Una vez en Liberty Island, sientes el suelo firme bajo tus zapatillas, pero la sensación de majestuosidad no se va. Caminas por los senderos, y a tu alrededor, escuchas un murmullo constante de idiomas de todo el mundo, risas de niños, y el suave clic de las cámaras. Te acercas a la base de la estatua y tienes que inclinar la cabeza hacia atrás, cada vez más, para verla entera. La textura de la piedra de la base es fría y rugosa si la tocas, y el sol, si hace buen día, se siente cálido en tu piel mientras la miras. Es un lugar donde el tiempo parece ralentizarse, y te envuelve una sensación de historia inmensa, casi puedes sentir el eco de los millones de sueños que ha presenciado. Para las fotos, busca los pequeños recovecos del sendero que rodea la isla; siempre hay un hueco donde la gente se dispersa un poco más.

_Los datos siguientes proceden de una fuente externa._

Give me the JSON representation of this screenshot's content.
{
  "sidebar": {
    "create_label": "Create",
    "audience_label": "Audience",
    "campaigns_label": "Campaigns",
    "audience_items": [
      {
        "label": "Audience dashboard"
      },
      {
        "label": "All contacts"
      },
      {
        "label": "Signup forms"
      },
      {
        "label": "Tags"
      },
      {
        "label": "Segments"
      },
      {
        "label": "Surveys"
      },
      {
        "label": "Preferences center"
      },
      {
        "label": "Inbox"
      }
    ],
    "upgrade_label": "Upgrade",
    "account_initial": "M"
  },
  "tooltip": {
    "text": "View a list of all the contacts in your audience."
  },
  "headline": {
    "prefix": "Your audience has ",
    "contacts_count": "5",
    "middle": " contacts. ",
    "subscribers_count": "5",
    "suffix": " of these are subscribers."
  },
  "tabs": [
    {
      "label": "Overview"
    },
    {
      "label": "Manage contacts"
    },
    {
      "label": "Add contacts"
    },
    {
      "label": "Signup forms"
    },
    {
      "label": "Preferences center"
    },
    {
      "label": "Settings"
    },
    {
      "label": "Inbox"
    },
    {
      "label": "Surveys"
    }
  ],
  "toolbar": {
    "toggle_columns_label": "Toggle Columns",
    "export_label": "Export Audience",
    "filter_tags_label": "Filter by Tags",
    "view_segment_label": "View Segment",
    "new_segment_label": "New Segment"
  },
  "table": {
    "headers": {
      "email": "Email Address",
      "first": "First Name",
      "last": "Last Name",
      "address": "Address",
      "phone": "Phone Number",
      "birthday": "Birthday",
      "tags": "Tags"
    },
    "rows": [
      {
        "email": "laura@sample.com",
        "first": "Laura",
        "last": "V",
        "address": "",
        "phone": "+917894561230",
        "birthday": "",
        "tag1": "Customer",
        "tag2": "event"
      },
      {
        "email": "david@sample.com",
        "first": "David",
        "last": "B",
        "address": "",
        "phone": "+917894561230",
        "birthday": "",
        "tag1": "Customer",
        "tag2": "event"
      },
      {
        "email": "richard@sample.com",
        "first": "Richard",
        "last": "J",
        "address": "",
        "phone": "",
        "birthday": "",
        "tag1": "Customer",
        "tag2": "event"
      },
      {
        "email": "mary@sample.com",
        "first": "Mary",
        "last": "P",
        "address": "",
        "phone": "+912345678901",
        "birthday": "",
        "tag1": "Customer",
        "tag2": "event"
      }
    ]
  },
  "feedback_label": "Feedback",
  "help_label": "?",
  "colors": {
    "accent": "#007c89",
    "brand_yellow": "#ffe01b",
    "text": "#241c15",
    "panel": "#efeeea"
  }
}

Ahora, hablemos de lo que no fue tan idílico: intentar subir al pedestal o, ¡ay, la corona! Prepárate, porque esto es un verdadero dolor de cabeza si no lo planificas. La seguridad es tipo aeropuerto, y las colas, incluso con tickets, son largas. Para la corona, tienes que reservar con *meses* de antelación, y aun así es una lotería. Si no consigues entrada para subir, no te frustres; la experiencia desde la base y en la isla sigue siendo increíble. Dentro, si tienes la suerte de entrar, las escaleras son estrechas y el aire se siente un poco denso, pero la vista desde las ventanas del pedestal, aunque sean pequeñas, te da una perspectiva única de la bahía. Lo que no me gustó es que una vez dentro, no hay mucha explicación, y sientes que todo el proceso es más por el "check" de haber subido que por una inmersión real.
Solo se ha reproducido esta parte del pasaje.